Suite à une sévère politique d’austérité, le taux de pauvreté en Argentine a atteint 52,6 %. En quelques mois de présidence, l’ultra-libéral Javier Milei a imposé sa vision de l’économie.
Javier Milei a fait campagne avec une tronçonneuse, destinée à "couper les finances publiques". Photo : présidence d’Arménie
Plus de la moitié de la population argentine vit désormais sous le seuil de pauvreté, le taux de pauvreté étant passé, en six mois, de 41,7 % à 52,6 %, a révélé le 26 septembre l’Institut national de la statistique et des recensements argentin (Indec). En hausse depuis deux ans, l'augmentation du taux s’est accéléré depuis la prise de pouvoir du président ultra-libéral Javier Milei, élu le 19 novembre 2023. Il a mis en place une sévère politique d’austérité visant à lutter contre l’hyper-inflation dont souffre son pays. Celui qui a promis de couper les dépenses publiques à la tronçonneuse a atteint dès janvier son objectif de passer de 5,2 % de déficit public en 2023 à 0 %.
L’arrivée de Javier Milei a été très bien accueillie par les marchés extérieurs, la bourse de Buenos Aires ayant bondi de 20 % le lendemain de son élection. Quelques jours après sa prise de pouvoir, il a subitement dévalué le peso argentin de moitié. Cela permet de redynamiser les exportations, dont le ralentissement était l’une des causes du déficit. Mais la dévaluation diminue à court terme le pouvoir d’achat de la population, accroissant ainsi la pauvreté. En parallèle, le nouveau pouvoir a mis en place une politique d’austérité visant à pérenniser les comptes publics.
Coupures de budget et asphyxie du service public
Le gouvernement a par exemple arrêté dès décembre tous les appels d'offre pour des chantiers d’infrastructures et interrompu ceux qui avaient déjà commencé. Au sein des services publics, la plupart des budgets n’ont pas été augmentés malgré une inflation qui atteint 236 % sur un an, au mois d’août 2024. Les universités, par exemple, se sont vu attribuer en 2024 le même budget qu’en 2023, alors que la hausse des prix ne permet plus de faire fonctionner l’enseignement et la recherche, au bord de l’asphyxie.
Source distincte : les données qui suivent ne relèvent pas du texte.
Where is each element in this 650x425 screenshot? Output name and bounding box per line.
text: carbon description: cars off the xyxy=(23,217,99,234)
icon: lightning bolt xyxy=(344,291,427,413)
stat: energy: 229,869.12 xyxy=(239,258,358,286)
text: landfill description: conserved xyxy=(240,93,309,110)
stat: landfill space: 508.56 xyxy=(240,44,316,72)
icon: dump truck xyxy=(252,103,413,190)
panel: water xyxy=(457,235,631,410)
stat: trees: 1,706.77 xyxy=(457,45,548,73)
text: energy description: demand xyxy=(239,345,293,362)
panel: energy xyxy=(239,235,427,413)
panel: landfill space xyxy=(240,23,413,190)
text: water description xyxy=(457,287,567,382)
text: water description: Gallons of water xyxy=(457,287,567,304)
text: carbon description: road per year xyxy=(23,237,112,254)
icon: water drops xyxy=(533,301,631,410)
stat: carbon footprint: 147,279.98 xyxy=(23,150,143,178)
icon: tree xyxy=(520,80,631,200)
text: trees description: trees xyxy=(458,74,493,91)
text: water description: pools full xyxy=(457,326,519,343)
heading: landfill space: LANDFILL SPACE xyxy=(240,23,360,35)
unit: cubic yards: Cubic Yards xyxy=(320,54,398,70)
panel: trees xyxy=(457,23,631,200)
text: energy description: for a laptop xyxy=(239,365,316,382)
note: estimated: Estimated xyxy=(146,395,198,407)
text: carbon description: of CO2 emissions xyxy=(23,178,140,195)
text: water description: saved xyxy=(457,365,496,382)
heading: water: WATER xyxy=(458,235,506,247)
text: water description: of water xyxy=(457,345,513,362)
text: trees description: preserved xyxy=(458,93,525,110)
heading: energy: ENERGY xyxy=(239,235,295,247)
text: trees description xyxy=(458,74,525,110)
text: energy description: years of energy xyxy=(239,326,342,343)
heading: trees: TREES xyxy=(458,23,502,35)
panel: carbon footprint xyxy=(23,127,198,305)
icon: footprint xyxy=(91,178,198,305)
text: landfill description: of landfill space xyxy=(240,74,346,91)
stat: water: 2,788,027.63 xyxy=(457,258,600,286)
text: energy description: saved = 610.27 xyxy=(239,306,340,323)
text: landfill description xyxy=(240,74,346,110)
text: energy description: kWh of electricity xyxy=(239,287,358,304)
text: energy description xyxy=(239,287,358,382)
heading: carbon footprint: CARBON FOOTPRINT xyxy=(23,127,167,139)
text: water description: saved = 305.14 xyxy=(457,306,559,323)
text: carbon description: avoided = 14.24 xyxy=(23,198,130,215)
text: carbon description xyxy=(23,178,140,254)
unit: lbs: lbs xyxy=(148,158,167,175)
Ces mesures sont essentiellement prises par décret, alors que le camp Milei est en situation de minorité parlementaire, avec le soutien de seulement sept sénateurs sur 72 et 37 députés sur 257. Les réformes structurelles portées par la présidence sont ainsi en suspens, notamment la loi "omnibus", qui rassemble l’ambitieux programme de réformes économiques du président argentin, tourné vers la dérégulation, la privatisation et la flexibilisation du travail. La loi a déjà dû être amputée de plus de la moitié de ses 600 articles après examen au Congrès.
Les différentes mesures d’austérité combinées à une inflation qui se résorbe tout juste ont conduit à une baisse du pouvoir d’achat des Argentins et une augmentation du taux de chômage, qui est passé de 6,2 % à 7,7 %. L’interruption de a sérieusement ralenti l’économie. Une récession se profile pour 2024 et la banque centrale estime que le PIB baissera de 3,5 % cette année.
Malgré les difficultés subies par la population, le gouvernement assume sa politique économique. "Personne n’a jamais dit que ce serait simple, que l’activité ne souffrirait pas, s’est défendu jeudi le porte-parole de la présidence Manuel Adorni. La meilleure façon de lutter contre la pauvreté est de lutter contre l’inflation."
Si le gouvernement estime que ce n’est qu’une mauvaise phase qui doit permettre de retrouver une situation apaisée, ces réformes se font au prix d’une détresse réelle des Argentins en situation de dénuement économique.